The last room we toured was my bedroom on the top floor. It had the sad air of a room no longer used for its intended purpose. There was a Swedish headboard and bedstead beside a set of tall, narrow windows; the windows and the bed were draped in white cotton, an ice blue silk comforter thrown over the mattress. An eighteenth-century French secretary served as a computer table, spindly legs and all, with a Biedermeier chair pulled in front of it. The table was strewn with papers and knickknacks, a gray silk dressing gown was draped over the chair. All gave it the look of a room in which the dustcovers had only recently been pulled off the furniture, as though everything had been in waiting.
Jonathan stood in front of the picture that hung opposite the bed. The artist’s name was long lost, but I remembered the day the sketch had been made. Jonathan didn’t want to sit for the portrait but Adair had insisted, so he was caught leaning back churlishly in a chair, dark and moody and breathtaking. He thought he would spoil the picture but damn if it hadn’t made the drawing better. We both stood in front of it, taken back
nearly two centuries.
“Of all the treasures you’ve amassed in this house … I can’t believe you kept this stupid drawing,” Jonathan said, weakly.

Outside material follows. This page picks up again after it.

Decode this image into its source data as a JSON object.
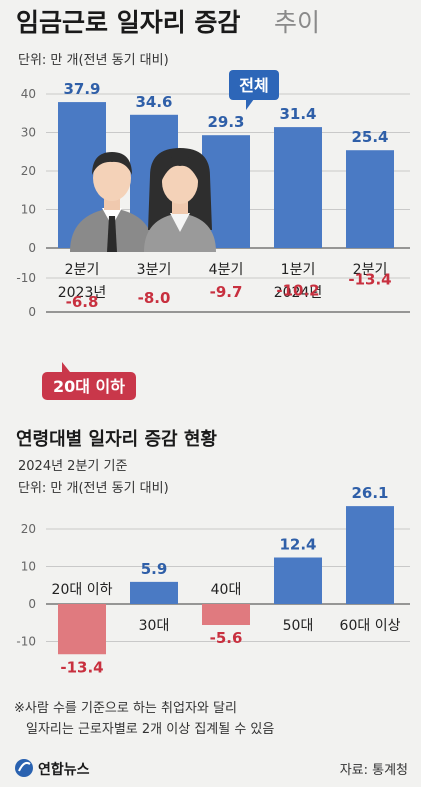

When he saw the stricken look on my face, he softened and took my hand. “But of course you would … I’m glad you did.” We gave it one last look before walking out of the room.
By the time night had fallen, Jonathan was sprawled on a couch in the drawing room and I was on the floor, leaning against an armrest. We’d swapped stories for hours. I’d broken down and told him some of the past I was ashamed of: going out in search of adventure with the madman who’d taken Jonathan’s place when he left me. His name was Savva and he was one of us, one of Adair’s early companions, the only other one of us I’d ever run across. Savva had the misfortune of being found by Adair, centuries back, near St. Petersburg, stranded in a storm. Savva wouldn’t share the details of his falling-out with Adair, but I could guess at them, for Savva had a mercurial temper and a sharp, impatient tongue.

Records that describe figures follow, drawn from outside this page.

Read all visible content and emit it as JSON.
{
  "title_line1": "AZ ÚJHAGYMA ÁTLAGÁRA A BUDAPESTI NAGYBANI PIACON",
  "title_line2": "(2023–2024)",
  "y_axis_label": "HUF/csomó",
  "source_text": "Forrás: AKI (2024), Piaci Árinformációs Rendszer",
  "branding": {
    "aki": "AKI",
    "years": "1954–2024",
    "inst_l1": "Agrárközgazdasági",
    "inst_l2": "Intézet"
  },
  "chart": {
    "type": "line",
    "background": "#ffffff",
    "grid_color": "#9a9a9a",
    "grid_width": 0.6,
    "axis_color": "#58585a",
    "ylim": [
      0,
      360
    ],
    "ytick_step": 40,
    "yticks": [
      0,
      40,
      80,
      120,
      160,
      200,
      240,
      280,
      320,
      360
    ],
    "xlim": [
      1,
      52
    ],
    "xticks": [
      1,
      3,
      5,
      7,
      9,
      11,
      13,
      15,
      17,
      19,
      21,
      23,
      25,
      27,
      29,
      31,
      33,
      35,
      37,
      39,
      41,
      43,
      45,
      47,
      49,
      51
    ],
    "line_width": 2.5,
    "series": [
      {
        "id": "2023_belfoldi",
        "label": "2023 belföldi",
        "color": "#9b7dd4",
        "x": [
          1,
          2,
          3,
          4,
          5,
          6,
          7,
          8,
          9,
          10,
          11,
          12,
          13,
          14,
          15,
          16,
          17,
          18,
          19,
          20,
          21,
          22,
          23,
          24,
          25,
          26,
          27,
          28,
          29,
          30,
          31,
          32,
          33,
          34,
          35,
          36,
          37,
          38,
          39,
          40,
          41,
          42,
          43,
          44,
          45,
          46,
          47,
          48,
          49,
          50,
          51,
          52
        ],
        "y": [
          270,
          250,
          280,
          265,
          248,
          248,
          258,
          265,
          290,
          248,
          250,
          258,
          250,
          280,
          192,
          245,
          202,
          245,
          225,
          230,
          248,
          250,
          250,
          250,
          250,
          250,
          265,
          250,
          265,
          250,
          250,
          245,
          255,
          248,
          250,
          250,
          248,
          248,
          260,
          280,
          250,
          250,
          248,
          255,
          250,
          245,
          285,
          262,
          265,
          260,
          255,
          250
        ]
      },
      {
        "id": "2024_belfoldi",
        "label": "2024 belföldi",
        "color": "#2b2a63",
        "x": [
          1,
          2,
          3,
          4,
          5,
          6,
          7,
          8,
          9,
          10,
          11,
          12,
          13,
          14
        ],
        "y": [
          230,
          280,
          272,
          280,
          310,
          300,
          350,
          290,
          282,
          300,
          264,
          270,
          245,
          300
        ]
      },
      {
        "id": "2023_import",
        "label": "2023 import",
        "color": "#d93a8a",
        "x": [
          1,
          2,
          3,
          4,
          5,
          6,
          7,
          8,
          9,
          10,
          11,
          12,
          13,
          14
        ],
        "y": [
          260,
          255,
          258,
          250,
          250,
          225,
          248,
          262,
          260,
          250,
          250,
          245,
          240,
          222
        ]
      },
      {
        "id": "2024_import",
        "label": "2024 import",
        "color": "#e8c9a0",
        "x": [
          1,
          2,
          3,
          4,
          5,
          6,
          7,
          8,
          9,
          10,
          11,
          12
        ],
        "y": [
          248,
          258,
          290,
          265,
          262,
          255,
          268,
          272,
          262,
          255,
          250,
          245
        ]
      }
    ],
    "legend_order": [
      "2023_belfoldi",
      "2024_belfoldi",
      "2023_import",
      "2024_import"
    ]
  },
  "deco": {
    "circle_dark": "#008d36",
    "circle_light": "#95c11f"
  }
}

Because Savva couldn’t stand to be in any place for long, we’d roamed the continents like exiles. For a man who had been born into ice and snow, Savva was inexplicably drawn to heat and sun, which meant we spent most of our time in northern Africa and central Asia. We’d traveled with nomads across deserts, run guns through the Khyber Pass. Taught Bedouins to shoot the long rifle, even lived with the Mongols for a while (they had been impressed with Savva’s extraordinary equestrian skill during the chase to hunt them down). We were together, close as brother and sister, until the end of the nineteenth century. We just realized that we had nothing left to say to each other. We probably should have parted decades before, but it had been too easy being with someone who needed no explanations.
“And you.” I took the opportunity to change the subject, exhausted from dredging up those memories. “Surely you haven’t been alone this whole time. Did you ever marry again?”